Richtig klasse ist aber der PC-Modus des Smartphones: Dafür wird es mit einem USB-C-Kabel mit einem Monitor verbunden, und schon steht ein vollwertiger Ersatz für ein Notebook bereit. Die Apps auf dem Huawei arbeiten dabei im Tablet-Modus, oder es kommen spezielle Desktop-Apps (etwa für Office-Anwendungen) zum Einsatz.
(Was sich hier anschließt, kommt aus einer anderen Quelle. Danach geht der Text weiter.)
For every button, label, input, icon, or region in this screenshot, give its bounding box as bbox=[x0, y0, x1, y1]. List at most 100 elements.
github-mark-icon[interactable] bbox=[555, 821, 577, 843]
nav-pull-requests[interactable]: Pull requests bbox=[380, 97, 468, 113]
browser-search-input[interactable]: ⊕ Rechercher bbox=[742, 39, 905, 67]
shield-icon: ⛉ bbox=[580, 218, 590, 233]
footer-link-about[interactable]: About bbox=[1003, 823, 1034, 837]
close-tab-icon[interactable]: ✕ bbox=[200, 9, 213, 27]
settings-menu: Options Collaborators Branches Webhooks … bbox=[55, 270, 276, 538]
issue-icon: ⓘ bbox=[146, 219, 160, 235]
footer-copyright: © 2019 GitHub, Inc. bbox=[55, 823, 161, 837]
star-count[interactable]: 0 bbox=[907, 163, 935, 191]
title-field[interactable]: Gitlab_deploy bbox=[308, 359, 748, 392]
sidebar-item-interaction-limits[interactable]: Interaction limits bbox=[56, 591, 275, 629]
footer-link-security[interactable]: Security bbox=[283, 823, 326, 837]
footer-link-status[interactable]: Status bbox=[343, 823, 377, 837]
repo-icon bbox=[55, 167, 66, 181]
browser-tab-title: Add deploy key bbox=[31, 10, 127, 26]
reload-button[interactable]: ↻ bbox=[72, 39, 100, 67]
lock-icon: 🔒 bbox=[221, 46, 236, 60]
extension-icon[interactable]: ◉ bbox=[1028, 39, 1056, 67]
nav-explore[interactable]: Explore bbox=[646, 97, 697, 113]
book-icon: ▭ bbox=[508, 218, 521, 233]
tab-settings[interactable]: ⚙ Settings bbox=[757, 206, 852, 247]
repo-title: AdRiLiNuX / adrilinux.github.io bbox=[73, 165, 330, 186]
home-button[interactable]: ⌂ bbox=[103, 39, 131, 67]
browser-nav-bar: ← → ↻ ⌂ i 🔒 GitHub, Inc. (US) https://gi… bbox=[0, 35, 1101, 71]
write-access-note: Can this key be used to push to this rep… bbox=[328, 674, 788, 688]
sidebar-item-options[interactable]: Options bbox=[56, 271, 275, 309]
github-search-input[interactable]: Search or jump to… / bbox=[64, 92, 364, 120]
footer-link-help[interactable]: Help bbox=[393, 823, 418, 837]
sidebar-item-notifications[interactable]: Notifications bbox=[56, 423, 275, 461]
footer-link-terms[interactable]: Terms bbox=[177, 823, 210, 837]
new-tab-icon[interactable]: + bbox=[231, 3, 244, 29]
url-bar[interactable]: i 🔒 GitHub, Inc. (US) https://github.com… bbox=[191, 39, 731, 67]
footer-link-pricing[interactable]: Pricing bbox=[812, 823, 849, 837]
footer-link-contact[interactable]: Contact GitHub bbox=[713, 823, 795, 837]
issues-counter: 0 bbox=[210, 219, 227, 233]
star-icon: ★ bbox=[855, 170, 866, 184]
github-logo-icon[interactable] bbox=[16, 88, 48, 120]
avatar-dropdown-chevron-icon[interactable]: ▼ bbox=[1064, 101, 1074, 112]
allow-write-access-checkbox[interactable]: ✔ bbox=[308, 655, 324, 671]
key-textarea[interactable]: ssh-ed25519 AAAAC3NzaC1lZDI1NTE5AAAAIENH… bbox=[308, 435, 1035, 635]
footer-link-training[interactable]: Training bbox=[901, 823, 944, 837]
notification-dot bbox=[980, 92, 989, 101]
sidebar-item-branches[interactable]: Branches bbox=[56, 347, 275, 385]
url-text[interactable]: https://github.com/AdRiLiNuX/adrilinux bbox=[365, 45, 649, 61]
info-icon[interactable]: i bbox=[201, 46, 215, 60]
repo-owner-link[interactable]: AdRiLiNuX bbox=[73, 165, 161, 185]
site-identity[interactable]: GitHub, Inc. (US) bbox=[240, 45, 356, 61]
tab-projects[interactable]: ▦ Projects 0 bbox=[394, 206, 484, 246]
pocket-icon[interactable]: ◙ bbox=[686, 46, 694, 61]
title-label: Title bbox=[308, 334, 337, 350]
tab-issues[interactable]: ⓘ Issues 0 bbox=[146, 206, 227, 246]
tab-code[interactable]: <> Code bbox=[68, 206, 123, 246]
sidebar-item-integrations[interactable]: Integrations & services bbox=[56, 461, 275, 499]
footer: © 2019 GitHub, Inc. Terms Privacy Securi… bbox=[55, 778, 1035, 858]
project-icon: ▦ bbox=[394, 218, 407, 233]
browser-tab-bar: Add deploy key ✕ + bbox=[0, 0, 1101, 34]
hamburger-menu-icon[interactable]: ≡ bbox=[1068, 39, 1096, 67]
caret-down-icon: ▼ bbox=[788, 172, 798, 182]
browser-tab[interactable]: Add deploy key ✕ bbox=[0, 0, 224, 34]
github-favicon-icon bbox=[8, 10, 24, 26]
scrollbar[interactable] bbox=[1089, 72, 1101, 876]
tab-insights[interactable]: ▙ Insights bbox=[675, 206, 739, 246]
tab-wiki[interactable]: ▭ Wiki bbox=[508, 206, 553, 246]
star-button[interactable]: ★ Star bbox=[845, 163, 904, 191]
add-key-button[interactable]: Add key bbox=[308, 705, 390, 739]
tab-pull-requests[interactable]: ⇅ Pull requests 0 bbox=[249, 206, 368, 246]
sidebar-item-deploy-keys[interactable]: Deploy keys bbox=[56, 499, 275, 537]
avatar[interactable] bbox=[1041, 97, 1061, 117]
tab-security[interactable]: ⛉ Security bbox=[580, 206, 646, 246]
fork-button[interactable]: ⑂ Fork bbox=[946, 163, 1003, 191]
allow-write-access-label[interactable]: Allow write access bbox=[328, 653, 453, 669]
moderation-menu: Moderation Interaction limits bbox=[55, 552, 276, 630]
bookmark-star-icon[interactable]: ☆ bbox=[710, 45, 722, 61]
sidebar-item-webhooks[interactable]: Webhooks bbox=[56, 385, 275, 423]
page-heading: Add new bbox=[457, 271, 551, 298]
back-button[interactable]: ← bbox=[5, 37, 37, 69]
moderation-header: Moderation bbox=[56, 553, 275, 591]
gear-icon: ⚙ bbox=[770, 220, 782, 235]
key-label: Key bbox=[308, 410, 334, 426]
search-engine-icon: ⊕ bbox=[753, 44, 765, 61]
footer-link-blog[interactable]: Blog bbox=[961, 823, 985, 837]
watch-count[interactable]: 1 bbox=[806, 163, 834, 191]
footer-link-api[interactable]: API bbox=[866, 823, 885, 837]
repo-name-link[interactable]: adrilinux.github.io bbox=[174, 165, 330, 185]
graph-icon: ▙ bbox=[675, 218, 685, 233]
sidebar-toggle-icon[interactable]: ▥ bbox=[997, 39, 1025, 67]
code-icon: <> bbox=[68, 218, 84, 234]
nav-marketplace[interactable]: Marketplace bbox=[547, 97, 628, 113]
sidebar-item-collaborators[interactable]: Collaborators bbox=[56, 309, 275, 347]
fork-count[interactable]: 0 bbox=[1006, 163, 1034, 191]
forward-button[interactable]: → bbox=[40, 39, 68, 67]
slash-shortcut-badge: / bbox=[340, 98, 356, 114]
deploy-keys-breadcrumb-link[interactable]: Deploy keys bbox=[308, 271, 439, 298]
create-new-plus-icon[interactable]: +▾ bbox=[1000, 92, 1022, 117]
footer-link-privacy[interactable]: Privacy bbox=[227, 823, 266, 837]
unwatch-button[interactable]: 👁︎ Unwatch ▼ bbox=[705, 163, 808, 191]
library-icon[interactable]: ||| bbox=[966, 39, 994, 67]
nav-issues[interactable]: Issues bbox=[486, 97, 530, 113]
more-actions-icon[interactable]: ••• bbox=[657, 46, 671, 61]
Zum Texte-Tippen oder Arbeiten mit Excel oder PowerPoint lassen sich per Bluetooth noch eine Maus und eine Tastatur mit dem Smartphone-PC verbinden.

Der Smartphone-PC Der Smartphone-PC: das Huawei Mate 10 Pro als Notebook-Ersatz im Praxiseinsatz. (© 2018 Huawei)

Fazit

Huawei geht mit dem Mate 10 Pro in die Vollen und vereint hochwertige Verarbeitung inklusive Wasser- und Staubschutz nach IP67, ein tolles, farbtreues 18:9-OLED-Display mit sehr hoher Schärfe und einen smarten Prozessor. Weitere Highlights sind der XXL-Akku mit großer Ausdauer, turboschnelles LTE und ein zweiter SIM-Karten-Schacht (Dual-SIM). Damit lassen sich in dem Gerät gleichzeitig eine berufliche und eine private Nummer nutzen.